The universities union had given an alternative to the Integrated Payroll and Personnel Information System and in which including the Academic Staff Union of Universities proposed its University Transparency and Accountability Solution to the Federal Government, the Senior Staff Association of Nigeria Universities and the Non-Academic Staff Union presented University General and Peculiar Personnel and Payroll.
The Ministry of Labour and Employment, spokesperson, Charles Akpan, who disclosed the Federal Government intention said the payment platform tendered by the unions must eliminate ghost workers’ ailment including any form of corruption in the payment of salaries.
Though ASUU who had on March 23 begun an indefinite strike due to the opposition of the payment system, other unions supported it but Akpan stated that the FG’s IPPIS was only suitable for the civil service.
According to the President of ASUU, Prof. Biodun Ogunyemi, the IPPIS would restrict the university system if adopted.
Ogunyemi said, “With the IPPIS, lecturers cannot move freely across campuses; across countries. It is a system that will not allow you to employ people from outside the country, people who are not on pensionable appointments because the IPPIS focuses only on people with pensionable appointments. Contract staffs that are needed in scarce areas are shut out.
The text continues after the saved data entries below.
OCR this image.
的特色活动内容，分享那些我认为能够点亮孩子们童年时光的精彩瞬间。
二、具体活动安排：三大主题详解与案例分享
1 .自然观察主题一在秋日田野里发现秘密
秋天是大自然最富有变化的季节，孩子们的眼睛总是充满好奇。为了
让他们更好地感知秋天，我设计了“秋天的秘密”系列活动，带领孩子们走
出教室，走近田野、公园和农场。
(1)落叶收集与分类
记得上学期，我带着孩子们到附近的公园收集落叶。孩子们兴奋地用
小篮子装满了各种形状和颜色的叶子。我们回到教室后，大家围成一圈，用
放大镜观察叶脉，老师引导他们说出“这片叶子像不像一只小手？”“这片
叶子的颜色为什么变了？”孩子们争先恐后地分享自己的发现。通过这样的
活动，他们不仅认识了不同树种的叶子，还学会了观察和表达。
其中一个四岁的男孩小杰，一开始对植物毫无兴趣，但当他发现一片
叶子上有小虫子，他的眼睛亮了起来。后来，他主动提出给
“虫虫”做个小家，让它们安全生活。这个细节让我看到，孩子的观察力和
Our colleagues in the Diaspora who could come and give international flavour and enrich our programmes are shut out. If you have a system that will not allow you to fit into global practices, that system cannot fit into a university.”
He said the IPPIS would crumble the autonomy of the university system which was established by an Act in 2003.
Ogunyemi added, “The IPPIS was designed for the civil service, which has a uniform approach to payroll. In the civil service, they have to take permission from the head of civil service before they can employ. That is not possible in university education because a university operates a flexible payroll system by the virtue that lecturers can come for short employment and sabbaticals.”